Windsor Officials Worry About Call to Close Prison

http://www.wcax.com/story/28604950/windsor-officials-worry-about-call-to-close-prison
 
WINDSOR, Vt. - 
 A sprawling landscape surrounds the Southeast State Correctional Facility in Windsor.

"If you haven't seen this, I don't think it is what anyone would picture as a correctional facility," Windsor Town Manager Tom Marsh said. "There is almost 1,000 acres here."

About 70 of those acres are inside the prison walls. But with the facility's pending closure in 2017, the future of the buildings and all the prison's state-owned farm land is uncertain.

"Windsor isn't here to dictate state policy. That decision can be made in Montpelier," Marsh said. "But nobody is going to be more impacted by the decision to close the prison than the town of Windsor and we deserve a right to be at the table."

The House Appropriations Committee included the prison's closure in its 2016 budget plan to save the state just over $800,000. Lawmakers say the 100-bed facility can be shuttered without having to send inmates out of state. But about 60 people would lose their jobs. And how the facility would be decommissioned is something Windsor's town manager says needs to be addressed to prevent it from becoming an abandoned eyesore.

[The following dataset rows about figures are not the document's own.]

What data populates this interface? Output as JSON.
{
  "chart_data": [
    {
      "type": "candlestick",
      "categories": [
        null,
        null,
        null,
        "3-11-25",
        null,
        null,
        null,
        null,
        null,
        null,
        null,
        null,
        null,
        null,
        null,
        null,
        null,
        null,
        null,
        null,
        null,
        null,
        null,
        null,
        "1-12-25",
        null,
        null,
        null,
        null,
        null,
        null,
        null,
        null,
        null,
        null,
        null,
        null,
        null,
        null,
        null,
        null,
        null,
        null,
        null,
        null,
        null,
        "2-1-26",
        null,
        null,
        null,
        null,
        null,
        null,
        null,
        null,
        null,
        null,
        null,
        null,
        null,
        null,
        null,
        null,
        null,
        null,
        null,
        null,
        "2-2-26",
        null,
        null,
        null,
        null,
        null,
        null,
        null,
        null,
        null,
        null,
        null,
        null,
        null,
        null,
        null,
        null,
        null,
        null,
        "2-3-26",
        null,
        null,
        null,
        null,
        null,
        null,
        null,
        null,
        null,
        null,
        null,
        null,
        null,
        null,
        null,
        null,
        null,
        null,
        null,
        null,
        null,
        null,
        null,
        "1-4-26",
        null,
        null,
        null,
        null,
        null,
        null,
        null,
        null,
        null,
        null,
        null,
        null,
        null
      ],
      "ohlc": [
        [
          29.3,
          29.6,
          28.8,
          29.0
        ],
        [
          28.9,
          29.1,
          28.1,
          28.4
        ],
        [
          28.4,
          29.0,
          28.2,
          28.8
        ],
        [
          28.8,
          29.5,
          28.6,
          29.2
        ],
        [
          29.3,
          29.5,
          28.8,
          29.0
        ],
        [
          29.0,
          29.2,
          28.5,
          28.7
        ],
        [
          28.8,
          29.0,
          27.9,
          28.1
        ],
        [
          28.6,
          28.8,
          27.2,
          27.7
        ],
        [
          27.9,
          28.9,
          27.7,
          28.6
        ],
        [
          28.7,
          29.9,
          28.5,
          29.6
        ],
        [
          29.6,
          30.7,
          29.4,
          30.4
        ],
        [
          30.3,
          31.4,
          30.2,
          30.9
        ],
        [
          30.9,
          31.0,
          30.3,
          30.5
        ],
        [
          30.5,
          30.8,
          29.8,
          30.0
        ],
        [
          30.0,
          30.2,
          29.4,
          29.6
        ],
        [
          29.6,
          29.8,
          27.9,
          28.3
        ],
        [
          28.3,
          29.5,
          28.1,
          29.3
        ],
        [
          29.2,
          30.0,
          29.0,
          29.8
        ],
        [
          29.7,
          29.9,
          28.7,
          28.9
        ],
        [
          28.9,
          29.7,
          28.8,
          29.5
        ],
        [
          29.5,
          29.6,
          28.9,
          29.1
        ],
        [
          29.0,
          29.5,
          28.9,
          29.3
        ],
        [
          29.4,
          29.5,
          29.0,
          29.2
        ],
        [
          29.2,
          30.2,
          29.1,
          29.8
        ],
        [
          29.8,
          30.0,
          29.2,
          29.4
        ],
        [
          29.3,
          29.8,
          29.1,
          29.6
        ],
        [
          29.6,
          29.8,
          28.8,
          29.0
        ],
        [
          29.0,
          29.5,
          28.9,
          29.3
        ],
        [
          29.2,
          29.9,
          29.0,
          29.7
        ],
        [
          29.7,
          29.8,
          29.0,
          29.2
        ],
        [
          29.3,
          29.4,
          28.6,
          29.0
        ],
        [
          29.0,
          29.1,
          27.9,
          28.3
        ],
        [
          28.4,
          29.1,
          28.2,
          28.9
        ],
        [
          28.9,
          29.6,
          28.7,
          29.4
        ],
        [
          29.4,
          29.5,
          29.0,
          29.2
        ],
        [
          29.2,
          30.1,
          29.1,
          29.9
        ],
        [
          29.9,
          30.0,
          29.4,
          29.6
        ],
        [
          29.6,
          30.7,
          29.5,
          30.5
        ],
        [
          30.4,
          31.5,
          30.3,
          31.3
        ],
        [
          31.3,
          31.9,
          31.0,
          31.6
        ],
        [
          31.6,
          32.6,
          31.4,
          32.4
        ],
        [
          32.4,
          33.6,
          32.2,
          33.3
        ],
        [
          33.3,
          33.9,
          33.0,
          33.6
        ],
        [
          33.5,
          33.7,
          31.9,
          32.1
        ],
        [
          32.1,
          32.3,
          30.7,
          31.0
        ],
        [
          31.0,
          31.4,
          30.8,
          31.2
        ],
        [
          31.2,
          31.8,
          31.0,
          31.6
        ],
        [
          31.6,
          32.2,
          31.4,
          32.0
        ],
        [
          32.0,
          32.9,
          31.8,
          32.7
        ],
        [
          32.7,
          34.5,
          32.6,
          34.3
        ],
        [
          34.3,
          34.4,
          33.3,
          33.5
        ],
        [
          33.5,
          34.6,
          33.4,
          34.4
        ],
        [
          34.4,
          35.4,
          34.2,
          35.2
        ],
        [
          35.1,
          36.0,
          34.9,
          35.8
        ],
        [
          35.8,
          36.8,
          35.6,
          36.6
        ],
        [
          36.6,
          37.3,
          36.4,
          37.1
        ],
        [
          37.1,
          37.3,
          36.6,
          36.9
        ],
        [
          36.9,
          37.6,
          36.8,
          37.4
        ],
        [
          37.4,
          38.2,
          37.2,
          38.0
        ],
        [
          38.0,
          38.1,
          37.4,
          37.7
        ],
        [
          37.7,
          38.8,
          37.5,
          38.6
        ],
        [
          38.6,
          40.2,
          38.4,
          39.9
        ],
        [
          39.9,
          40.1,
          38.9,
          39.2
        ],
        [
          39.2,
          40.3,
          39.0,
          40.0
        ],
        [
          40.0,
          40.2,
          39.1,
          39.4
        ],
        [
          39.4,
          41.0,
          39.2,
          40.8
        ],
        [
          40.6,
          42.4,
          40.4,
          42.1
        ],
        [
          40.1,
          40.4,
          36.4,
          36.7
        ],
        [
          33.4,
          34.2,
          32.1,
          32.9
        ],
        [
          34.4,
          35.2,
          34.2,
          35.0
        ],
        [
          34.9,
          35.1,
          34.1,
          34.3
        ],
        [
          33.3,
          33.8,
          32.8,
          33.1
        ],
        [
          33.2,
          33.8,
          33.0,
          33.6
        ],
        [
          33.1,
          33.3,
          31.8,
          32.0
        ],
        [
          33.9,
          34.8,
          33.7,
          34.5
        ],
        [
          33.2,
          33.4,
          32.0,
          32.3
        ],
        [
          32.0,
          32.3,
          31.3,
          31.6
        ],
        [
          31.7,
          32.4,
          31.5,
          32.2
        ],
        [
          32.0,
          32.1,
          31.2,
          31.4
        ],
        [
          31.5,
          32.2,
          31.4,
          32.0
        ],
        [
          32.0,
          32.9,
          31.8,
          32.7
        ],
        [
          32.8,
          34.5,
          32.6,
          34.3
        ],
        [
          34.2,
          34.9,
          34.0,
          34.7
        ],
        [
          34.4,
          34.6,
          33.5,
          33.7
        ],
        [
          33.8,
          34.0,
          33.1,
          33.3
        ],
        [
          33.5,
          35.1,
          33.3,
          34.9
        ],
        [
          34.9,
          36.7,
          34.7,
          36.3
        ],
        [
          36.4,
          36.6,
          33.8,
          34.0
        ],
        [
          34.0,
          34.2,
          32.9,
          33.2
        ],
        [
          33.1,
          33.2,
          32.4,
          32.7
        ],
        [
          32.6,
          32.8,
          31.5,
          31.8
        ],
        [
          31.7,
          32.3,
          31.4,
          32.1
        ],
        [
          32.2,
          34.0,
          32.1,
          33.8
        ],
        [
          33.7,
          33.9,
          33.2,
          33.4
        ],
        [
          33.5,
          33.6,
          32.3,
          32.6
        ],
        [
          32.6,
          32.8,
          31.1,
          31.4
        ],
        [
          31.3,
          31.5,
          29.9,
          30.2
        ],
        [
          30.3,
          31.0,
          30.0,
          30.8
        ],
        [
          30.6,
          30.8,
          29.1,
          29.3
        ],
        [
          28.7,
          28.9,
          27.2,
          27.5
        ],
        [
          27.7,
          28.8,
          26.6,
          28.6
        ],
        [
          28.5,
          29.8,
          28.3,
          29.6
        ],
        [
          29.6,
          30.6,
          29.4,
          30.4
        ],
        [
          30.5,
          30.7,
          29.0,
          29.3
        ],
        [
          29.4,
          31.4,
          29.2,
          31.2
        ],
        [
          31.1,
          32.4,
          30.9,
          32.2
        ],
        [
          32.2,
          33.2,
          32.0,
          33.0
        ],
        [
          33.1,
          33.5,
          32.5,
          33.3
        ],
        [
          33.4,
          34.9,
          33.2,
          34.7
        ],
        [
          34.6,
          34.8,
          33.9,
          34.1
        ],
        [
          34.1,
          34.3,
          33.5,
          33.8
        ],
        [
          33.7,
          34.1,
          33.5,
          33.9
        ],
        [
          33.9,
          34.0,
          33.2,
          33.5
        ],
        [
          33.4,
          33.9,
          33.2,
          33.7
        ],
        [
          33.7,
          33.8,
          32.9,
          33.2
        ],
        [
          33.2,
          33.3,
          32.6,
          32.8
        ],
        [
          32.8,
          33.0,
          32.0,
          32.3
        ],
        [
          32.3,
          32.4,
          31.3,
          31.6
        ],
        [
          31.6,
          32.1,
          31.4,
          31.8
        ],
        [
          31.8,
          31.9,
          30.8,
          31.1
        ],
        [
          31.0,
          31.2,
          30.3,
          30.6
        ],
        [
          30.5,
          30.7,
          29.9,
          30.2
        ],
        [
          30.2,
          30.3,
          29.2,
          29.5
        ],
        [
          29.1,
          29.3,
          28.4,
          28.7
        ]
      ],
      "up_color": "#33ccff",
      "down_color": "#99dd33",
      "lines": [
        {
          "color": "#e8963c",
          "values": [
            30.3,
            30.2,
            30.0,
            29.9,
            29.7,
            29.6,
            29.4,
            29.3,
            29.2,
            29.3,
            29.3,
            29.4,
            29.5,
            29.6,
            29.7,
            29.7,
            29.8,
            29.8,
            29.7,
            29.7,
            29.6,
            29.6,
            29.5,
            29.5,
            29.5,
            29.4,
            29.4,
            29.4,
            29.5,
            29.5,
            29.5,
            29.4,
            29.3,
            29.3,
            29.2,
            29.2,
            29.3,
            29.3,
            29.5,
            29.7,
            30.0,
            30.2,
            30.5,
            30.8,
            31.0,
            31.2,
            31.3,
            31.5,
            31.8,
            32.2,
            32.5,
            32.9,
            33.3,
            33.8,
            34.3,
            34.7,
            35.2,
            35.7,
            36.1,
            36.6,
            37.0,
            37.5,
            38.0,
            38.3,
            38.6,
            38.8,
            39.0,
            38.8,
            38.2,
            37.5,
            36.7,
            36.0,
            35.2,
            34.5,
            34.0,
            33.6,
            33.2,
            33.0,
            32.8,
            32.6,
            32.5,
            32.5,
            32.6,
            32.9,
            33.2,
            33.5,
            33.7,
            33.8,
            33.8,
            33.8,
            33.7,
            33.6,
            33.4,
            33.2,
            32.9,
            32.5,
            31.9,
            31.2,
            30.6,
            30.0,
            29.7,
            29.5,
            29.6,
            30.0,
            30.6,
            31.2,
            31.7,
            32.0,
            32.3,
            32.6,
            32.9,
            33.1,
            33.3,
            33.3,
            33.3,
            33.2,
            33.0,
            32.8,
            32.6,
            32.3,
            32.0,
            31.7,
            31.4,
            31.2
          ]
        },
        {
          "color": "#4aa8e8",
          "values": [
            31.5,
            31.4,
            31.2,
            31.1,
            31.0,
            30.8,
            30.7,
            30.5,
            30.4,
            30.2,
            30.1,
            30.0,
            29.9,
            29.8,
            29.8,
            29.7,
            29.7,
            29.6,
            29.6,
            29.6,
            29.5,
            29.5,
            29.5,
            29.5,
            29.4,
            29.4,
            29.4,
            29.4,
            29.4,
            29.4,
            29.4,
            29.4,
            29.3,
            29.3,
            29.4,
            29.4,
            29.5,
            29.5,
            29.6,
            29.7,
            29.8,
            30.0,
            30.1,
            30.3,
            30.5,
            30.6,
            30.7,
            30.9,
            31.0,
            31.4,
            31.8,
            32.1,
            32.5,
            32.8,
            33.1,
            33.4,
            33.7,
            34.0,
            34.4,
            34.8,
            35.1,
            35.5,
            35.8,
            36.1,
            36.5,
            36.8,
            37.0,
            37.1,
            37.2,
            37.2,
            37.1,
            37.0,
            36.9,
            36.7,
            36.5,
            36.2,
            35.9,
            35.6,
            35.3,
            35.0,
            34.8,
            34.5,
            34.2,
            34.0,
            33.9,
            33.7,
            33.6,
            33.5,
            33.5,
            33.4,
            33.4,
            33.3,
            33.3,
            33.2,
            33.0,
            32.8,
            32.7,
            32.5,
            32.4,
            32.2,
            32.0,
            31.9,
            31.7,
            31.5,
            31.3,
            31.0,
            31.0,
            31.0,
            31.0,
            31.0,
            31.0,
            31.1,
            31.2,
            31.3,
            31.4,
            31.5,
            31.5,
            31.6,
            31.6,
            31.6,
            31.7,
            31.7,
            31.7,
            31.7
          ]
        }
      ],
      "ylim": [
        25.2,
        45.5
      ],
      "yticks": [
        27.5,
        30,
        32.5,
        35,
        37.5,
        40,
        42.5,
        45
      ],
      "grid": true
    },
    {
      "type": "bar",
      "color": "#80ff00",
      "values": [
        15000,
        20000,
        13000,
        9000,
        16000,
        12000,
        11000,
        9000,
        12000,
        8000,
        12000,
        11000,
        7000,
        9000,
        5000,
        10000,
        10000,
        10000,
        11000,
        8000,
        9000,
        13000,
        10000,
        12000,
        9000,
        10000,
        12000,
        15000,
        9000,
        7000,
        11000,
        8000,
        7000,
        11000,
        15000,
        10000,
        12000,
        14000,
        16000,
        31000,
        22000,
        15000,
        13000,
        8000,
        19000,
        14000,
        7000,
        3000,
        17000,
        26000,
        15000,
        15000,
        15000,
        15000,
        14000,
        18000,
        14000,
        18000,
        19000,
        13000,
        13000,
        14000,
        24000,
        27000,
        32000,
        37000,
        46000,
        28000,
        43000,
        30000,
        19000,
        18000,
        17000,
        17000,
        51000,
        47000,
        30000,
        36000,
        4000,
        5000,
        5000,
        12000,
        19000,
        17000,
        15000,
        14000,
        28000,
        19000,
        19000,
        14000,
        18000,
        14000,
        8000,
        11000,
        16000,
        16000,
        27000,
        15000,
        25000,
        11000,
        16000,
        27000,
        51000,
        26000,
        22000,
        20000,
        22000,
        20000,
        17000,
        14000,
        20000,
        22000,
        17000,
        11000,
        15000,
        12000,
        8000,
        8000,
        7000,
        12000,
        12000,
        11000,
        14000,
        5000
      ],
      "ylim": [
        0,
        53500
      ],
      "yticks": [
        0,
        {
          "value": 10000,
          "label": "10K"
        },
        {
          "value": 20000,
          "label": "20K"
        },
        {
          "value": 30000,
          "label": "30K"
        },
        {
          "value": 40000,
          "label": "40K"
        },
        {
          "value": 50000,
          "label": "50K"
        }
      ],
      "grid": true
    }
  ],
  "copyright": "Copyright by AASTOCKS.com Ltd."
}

"As far as any outreach from any of the commissions or those making the decisions, I've heard nothing," Marsh said.

Longtime resident Bernie Shaban supports the closure and thinks the facility should be turned into a home for veterans who have no other place to go.

"Not only for the veterans of Vermont but for New England, too. We have six or seven prisons and only one veterans home tucked down in Bennington," Shaban said.

Whatever the future holds, Marsh says the town should have a say.

"How this facility is going to be repurposed, what the use of the land is going to be and how we can turn something that may be a negative into a real social positive," he said.

The public currently has access to a lot of the land, and Marsh says he hopes it will stay that way.